Reduce water use intensity by 15% across our manufacturing facilities by 2025 (per metric ton of product made).

-8.70%

Reduce water use intensity by 20% in high-risk watershed areas by 2025 (per metric ton of product made).

-16.07%

Water Use & Conservation

Water is fundamental to all life and business either directly or indirectly. Making high-quality products requires that we begin with high-quality ingredients, of which fresh quality water is a key input. As a food and beverage company, having access to sufficient amounts of high-quality fresh water, both now and in the future, is critical to our business. Water is used in many areas of our value chain. It is a vital input for growing various agricultural ingredients we use in our products. We also use water as a direct ingredient in many of our products and as a key part of our manufacturing, cleaning, and sanitation processes. Access to high-quality water is pivotal for us to achieve our high standards of food safety and quality. High-quality water will continue to be a vital component throughout our value chain.

Kraft Heinz is committed to water stewardship in each aspect of our business. Within our operational boundary, we are committed to reducing our water use intensity by 20 percent across manufacturing facilities in high-risk watershed areas and 15 percent across all manufacturing facilities by 2025 with a 2019 baseline. Our water reduction strategy consists of a variety of aspects, including partnerships with water efficiency experts, water recycling programs, and best practice sharing among our global facilities.

Across our supply chain, we manage water risk as part of our commitment to supplier sustainability. In general, all Kraft Heinz suppliers are asked to abide by our Supplier Guiding Principles, which include stipulations on responsible water stewardship. For key commodities, we have more in-depth mechanisms to oversee water stewardship such as our Sustainable Agricultural Practices Manual, sustainably-sourced tomatoes goal, and grower audits.

2022 Progress

In 2022, we improved water use intensity by 8.7 percent (all facilities) and 16.07 percent (high-risk watershed areas) compared to our 2019 baseline. We achieved this through furthering our water recycling and efficiency programs and rolling these programs out globally.

Our Escalon facility in California is a long-time champion of water circularity and has incorporated innovative ways of improving its water footprint. The facility produces approximately 200-350 million pounds of tomato products each year which go on to make many products such as tomato paste, puree, and pizza sauce for our food service customers. Recognizing that tomatoes are made of approximately 95 percent water, the facility developed innovative ways to extract and reuse this excess water through evaporation to run boilers and the facility’s can washing system. The facility generates approximately 600,000 gallons of water from tomatoes daily when at full capacity, which significantly reduces its reliance on Escalon’s municipal water supply.
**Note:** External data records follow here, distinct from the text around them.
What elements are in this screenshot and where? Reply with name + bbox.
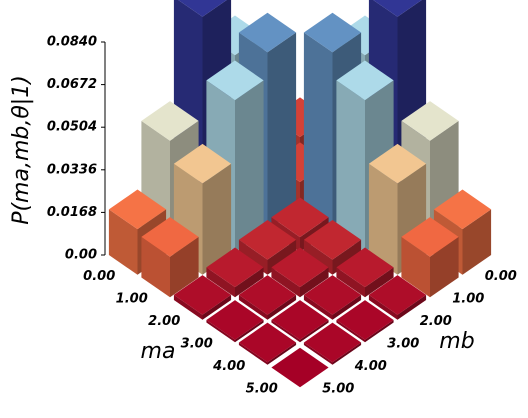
bar-side-right (267, 32, 297, 230)
bar-top (271, 300, 329, 340)
bar-top (368, 143, 427, 184)
bar-side-left (303, 32, 333, 230)
bar-side-right (267, 294, 297, 320)
bar-top (108, 189, 167, 230)
bar-top (336, 60, 394, 101)
z-tick-label: 0.0672 (47, 77, 97, 92)
bar-side-right (332, 294, 362, 320)
bar-side-right (235, 319, 264, 343)
bar-top (401, 101, 459, 141)
y-tick-label: 5.00 (322, 381, 354, 396)
bar-top (206, 247, 264, 288)
bar-side-right (332, 342, 362, 365)
y-tick-label: 1.00 (452, 291, 484, 306)
bar-side-right (365, 267, 394, 298)
z-tick-label: 0.0840 (47, 35, 97, 50)
bar-side-left (206, 267, 235, 298)
bar-side-left (206, 319, 235, 343)
bar-side-right (235, 80, 264, 253)
bar-side-left (336, 80, 365, 253)
x-axis-label: ma (141, 339, 176, 364)
x-tick-label: 5.00 (246, 381, 278, 396)
bar-top (303, 275, 362, 315)
z-tick-label: 0.0504 (47, 120, 97, 135)
bar-top (238, 219, 297, 260)
bar-top (178, 0, 227, 17)
bar-top (336, 247, 394, 288)
bar-side-left (108, 209, 138, 275)
bar-top (373, 0, 422, 17)
x-tick-label: 0.00 (83, 269, 115, 284)
bar-top (271, 197, 329, 238)
bar-side-right (300, 267, 329, 298)
bar-side-left (271, 319, 300, 343)
y-tick-label: 0.00 (485, 269, 517, 284)
bar-side-right (170, 236, 199, 298)
bar-top (206, 60, 264, 101)
bar-top (173, 275, 232, 315)
x-tick-label: 4.00 (212, 359, 245, 374)
bar-side-right (267, 342, 297, 365)
bar-side-left (238, 342, 268, 365)
bar-side-left (368, 163, 398, 275)
bar-side-left (271, 267, 300, 298)
bar-top (238, 275, 297, 315)
bar-top (238, 322, 297, 363)
bar-top (141, 217, 199, 257)
bar-top (336, 300, 394, 340)
x-tick-label: 2.00 (148, 314, 180, 329)
bar-side-left (401, 236, 430, 298)
bar-side-right (300, 319, 329, 343)
bar-side-right (397, 294, 427, 320)
z-tick-label: 0.0168 (47, 205, 97, 220)
bar-side-left (303, 294, 333, 320)
bar-side-left (238, 294, 268, 320)
bar-side-right (202, 163, 232, 275)
bar-side-right (365, 319, 394, 343)
bar-side-left (303, 342, 333, 365)
bar-side-left (368, 294, 398, 320)
bar-top (206, 300, 264, 340)
z-tick-label: 0.00 (65, 248, 97, 263)
x-tick-label: 3.00 (181, 336, 213, 351)
bar-side-right (430, 236, 459, 298)
bar-side-right (462, 209, 492, 275)
bar-side-right (235, 267, 264, 298)
bar-top (271, 347, 329, 388)
bar-top (303, 12, 362, 53)
bar-top (271, 247, 329, 288)
bar-top (303, 322, 362, 363)
z-axis-label: P(ma,mb,θ|1) (9, 75, 34, 225)
bar-side-left (336, 267, 365, 298)
bar-top (173, 143, 232, 184)
bar-top (141, 101, 199, 141)
bar-top (368, 275, 427, 315)
bar-side-left (336, 319, 365, 343)
bar-side-left (173, 294, 203, 320)
bar-side-left (141, 236, 170, 298)
bar-side-right (202, 294, 232, 320)
z-tick-label: 0.0336 (47, 162, 97, 177)
bar-top (238, 12, 297, 53)
y-tick-label: 4.00 (354, 359, 387, 374)
bar-top (303, 219, 362, 260)
bar-top (433, 189, 492, 230)
x-tick-label: 1.00 (116, 291, 148, 306)
y-tick-label: 2.00 (420, 314, 452, 329)
y-axis-label: mb (439, 329, 474, 354)
y-tick-label: 3.00 (387, 336, 419, 351)
bar-top (401, 217, 459, 257)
The facility also redirects excess solid waste from the tomatoes to other beneficial uses such as soil amendments and animal feed resulting in virtually no tomato-related waste at the facility.

Improving Water Use at our Shanghai Facility

An excellent example of how we’re achieving this progress is in our Shanghai facility that makes many well-loved products for the Asia Pacific region such as our Master brand soy sauce. The facility successfully reduced their water intensity by 20 percent compared to their 2019 baseline, three years in advance of the 2025 goal. The team follows three simple principles: Reduce, Reuse, Recycle, and achieved the goal through effective condensate recovery, a bottle rinsing recycling program, ‘clean-in-place’ recycle and optimization, environmental management system digitalization and better measurement and monitoring practices which together save approximately 66 million liters of water a year.

Looking Ahead

At Kraft Heinz, we are always striving to further understand risks and manage water stewardship across our value chain. We intend to update our global water risk assessment of our manufacturing facilities in 2023 and release a global water policy in the next few years. We will share more details in future reporting.

*Please note that environmental data for years between the base year (2019) and reporting year are not recalculated for acquisitions and divestitures as per our Basis of Reporting for key ESG indicators.

Water Risk Assessment

We conduct a water risk assessment of our global manufacturing operations every 2-5 years with interim assessments as needed. These assessments leverage the World Resources Institute's (WRI) Aqueduct tool along with the subject matter expertise of an external consulting partner. We then evaluate our watershed conditions to validate economic scarcity factors not fully addressed by the database indicators. For each of our evaluated facilities we identify physical, reputational, social, and water quality risks.

Our water risk assessment was last updated in 2020. As of December 2022, of the 78 manufacturing facilities we operate, 18 facilities had some degrees of elevated water stress. Water use from these facilities is derived from approximately 63 percent municipal, 27 percent bore, and 9 percent surface. In addition to water reduction targets, we also developed a plan that focuses on high-risk areas to drive improvements and mitigate risks, and to provide updates into our ongoing risk evaluation. We evaluate any interim mitigation strategies as needed. We are planning to update our water risk assessment for our manufacturing facilities in 2023.